Jedenfalls gibt es diese Woche von mir noch zwei weitere Kapitel. Das kann ich euch schon mal versprechen ^^

Bis dahin wünsche ich euch viel Spaß mit diesem Kapitel. Bei dem doofen Regenwetter kann man sich ja auch nur hinterm Bildschirm verkriechen ^^“
 

Eure Fara
 


 

Love bite 28 – Sturm(frei) (Ohne Adult)
 

Für einen großen Nachtisch hat der Platz in meinem Magen leider nicht mehr gereicht. Der Salat war riesig! Wie gut, dass ich Meilo bei mir habe, mit dem ich zusammen einen Eisbecher verputzen kann. Die gelegentlichen dummen Blicke anderer Besucher ignorieren wir. Die sind ja nur neidisch, weil ein so heißer Kerl wie Meilo gerade dabei ist, meinen Löffel abzulecken, den ich ihm vor den Mund halte. "Dir macht es auch kein bisschen was aus, dass die Leute uns beim Eisessen beobachten, oder?"

"Sollte es mir denn etwas ausmachen?", frage ich zurück. "Ist es dir peinlich?" Das wäre mir aber neu.

"Nein, ist es nicht." Na sage ich doch. "Ich meine ja nur."

"Dann ist ja gut ... Mach aahh!"

"Ahh!" Ist es nicht schön, wie kitschig verliebt wir sind?

Löffel um Löffel wird das Eis immer kleiner, und wir genießen dieses kleine aber feine Herumgealbere, so lange, bis es in meiner Hose vibriert. "Mein Handy", stelle ich sehr fachmännisch fest. Der Löffel geht in Meilos Besitz über, dann kralle ich mir dieses Mistding und schaue nach, wer es wagt, uns beim Eisessen zu stören. "Unbekannte Nummer." Dennoch gehe ich ran. "Ja?"

/Niclas?/

"Der bin ich", antworte ich stirnrunzelnd. "Und mit wem spreche ich?"

/Mit Ina. Weißt du noch?/

"Ach ja! Wegen dem freien WG-Zimmer!" Eben fällt es mir wieder ein. Eigentlich habe ich das Zimmer schon abgeschrieben, weil sich niemand mehr bei mir gemeldet hat. Die Besichtigung ist schließlich schon über eine Woche her. Ist das ein gutes Zeichen, dass ich zurückgerufen werde?

/Genau/, lacht Ina. /Es ist etwas blöd jetzt, aber wir haben nach langem Überlegen jemand anderen ausgewählt./

"Oh." So ein Mist! "Schade."

/Es tut mir leid. Ich hätte dich wirklich gern bei uns gehabt, aber ich bin überstimmt worden./

"Ach, kein Ding. Dann suche ich mir was anderes."

/Du wirst schon was finden/, startet sie einen Aufmunterungsversuch, der nicht ganz bei mir zünden will.
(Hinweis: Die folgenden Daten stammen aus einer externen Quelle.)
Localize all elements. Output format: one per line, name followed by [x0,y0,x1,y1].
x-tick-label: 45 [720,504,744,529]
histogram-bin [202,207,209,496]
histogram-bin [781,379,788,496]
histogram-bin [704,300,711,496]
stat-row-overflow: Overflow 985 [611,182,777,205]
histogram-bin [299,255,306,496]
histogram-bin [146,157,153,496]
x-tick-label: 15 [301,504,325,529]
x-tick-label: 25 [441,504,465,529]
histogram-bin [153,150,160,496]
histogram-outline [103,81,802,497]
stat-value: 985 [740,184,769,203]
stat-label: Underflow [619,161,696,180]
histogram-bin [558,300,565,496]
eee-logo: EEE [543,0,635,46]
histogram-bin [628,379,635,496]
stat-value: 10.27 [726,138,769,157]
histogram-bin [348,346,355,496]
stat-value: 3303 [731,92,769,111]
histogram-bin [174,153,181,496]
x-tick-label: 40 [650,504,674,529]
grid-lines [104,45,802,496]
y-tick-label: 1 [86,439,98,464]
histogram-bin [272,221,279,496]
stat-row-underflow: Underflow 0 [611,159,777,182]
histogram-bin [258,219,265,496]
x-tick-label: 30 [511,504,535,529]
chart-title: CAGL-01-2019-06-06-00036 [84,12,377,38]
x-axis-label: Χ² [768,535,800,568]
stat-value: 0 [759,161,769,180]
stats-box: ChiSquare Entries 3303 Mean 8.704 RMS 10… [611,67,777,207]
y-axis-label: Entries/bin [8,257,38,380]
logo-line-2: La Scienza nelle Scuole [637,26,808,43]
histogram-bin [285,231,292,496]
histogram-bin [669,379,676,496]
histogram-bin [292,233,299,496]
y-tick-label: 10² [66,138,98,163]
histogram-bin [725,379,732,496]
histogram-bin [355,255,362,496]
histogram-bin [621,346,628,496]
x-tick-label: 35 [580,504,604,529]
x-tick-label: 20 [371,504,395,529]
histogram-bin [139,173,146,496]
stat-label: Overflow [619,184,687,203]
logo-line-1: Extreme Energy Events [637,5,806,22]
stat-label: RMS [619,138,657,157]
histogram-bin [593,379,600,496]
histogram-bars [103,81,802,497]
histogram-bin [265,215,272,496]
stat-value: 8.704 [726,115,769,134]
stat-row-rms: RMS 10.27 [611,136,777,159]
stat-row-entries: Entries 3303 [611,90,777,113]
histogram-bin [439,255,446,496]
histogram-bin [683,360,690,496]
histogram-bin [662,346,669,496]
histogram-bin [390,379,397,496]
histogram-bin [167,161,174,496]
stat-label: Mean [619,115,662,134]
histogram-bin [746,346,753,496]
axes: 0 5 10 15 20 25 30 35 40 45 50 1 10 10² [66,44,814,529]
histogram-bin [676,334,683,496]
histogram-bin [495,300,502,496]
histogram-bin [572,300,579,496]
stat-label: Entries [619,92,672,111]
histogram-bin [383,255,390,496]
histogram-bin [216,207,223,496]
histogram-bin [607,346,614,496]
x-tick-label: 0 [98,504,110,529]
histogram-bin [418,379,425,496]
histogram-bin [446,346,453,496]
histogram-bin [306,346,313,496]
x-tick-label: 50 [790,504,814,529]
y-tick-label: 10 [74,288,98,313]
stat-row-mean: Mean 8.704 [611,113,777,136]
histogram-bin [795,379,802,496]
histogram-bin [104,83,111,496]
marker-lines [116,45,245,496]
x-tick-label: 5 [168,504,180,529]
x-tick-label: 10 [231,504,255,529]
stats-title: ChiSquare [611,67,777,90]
Ich verabschiede mich von ihr und lege auf. Seufzend schmolle ich vor mich hin. "Schlechte Neuigkeiten?" Meilo sieht mich fragend an.

"Das WG-Zimmer hat einen anderen Bewohner gefunden."

"Du willst immer noch ausziehen?"

"Ja. Bei meinen Eltern und meiner Schwester fühle ich mich langsam ziemlich eingeengt. Es wird Zeit, endlich wieder auf eigenen Beinen zu stehen. Auch, wenn es nur für zwei, drei Monate ist."

"Ich dachte, das sei schon vom Tisch." Ich schüttle den Kopf. Wie kommt er da drauf? "Wenn das so ist, dann könnten wir doch einen Versuch starten, und uns schon mal nach einer gemeinsamen Unterkunft umschauen." Habe ich eben richtig gehört?

"Du willst, dass wir uns schon jetzt eine gemeinsame Wohnung suchen?"

"Ist doch praktischer", meint Meilo achselzuckend und hält mir einen Löffel voll Eis hin. Jetzt ist er an der Reihe, und muss mich füttern. "Was hältst du von der Idee?"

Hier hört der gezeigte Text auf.